The arXiv 2603.04814 findings characterize the accuracy-cost tradeoff for flat-typed fact extraction specifically. Hierarchical or clustered extraction approaches are not evaluated. The comparison between fact-based memory and long-context LLMs uses prompt caching for the long-context baseline. Prompt caching materially reduces cost for repeated prefix queries, so deployments without caching would show a larger cost differential than the paper reports.
The 10-approach comparison represents point-in-time performance on specific benchmark tasks. As agent interaction patterns diverge from the benchmark’s multi-session dialogue focus, toward code agents, research agents, or domain-specific workflows, the relative performance rankings may shift.
The Practical Decision Framework
For developers choosing a memory architecture in April 2026, the benchmark data supports a concrete decision path.
Start with vector-only memory plus metadata filtering. This handles the majority of personalization use cases at 66.9 percent accuracy, sub-1.5 second p95 latency, and token costs an order of magnitude below full context. If your application is simple preference retrieval, user history, or FAQ-style interactions, this is where you stop.
Escalate to graph memory if your benchmark queries show measurable performance degradation on multi-hop reasoning. The 1.8x latency cost is real but the relationship-reasoning benefit is larger on queries that need it. The Kuzu embedded backend removes the operational overhead that previously made graph memory impractical for smaller deployments.
Add temporal structure (TSM-style consolidation or Zep’s validity periods) if your application reasons about how user states change over time. Skip it if you only need current state.

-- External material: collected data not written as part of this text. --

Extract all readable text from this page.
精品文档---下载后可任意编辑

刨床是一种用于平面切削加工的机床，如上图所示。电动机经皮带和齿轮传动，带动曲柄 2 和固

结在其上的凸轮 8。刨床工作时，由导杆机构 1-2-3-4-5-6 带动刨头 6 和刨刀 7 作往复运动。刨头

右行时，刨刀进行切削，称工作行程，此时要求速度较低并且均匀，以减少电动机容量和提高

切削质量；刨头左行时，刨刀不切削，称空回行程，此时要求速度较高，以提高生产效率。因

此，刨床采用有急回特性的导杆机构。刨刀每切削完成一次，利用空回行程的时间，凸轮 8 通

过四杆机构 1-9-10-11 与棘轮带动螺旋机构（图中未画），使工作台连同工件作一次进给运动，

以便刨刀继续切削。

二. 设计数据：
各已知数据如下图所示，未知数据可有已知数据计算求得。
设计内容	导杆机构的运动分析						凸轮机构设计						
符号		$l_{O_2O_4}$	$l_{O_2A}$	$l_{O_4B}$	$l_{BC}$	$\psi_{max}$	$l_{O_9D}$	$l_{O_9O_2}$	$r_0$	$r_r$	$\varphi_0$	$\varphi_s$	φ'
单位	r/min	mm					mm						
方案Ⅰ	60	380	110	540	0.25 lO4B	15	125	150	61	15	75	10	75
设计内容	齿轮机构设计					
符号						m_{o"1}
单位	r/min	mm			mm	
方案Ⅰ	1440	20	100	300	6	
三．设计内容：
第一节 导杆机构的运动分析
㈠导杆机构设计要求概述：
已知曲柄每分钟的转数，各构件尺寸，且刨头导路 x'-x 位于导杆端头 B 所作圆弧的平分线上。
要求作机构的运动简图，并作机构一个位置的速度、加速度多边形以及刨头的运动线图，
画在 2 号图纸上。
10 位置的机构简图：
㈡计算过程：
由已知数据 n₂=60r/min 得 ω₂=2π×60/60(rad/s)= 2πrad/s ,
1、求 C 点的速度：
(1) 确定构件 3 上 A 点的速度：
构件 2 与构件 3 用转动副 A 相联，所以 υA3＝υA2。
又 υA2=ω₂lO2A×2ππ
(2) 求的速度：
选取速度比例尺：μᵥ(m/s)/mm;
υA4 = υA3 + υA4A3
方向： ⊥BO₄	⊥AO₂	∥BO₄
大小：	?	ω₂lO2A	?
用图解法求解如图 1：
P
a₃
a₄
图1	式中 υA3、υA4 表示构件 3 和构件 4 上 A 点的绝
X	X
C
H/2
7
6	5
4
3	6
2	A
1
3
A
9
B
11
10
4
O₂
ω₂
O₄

Reserve full context for bounded, high-stakes sessions where accuracy is the only constraint and history length is manageable. A legal review agent reading a specific document set. A debugging agent with a specific incident window. Not an ongoing assistant running for months.
The 26,000-token figure is not a ceiling to optimize against. It is a reference point for understanding what accuracy costs when you refuse to make tradeoffs. Every other architecture is a structured tradeoff against that number, and the 2026 benchmarks finally make those tradeoffs legible.
The Mem0 paper is available at arxiv.org/abs/2504.19413. The cost-performance analysis is at arxiv.org/abs/2603.04814.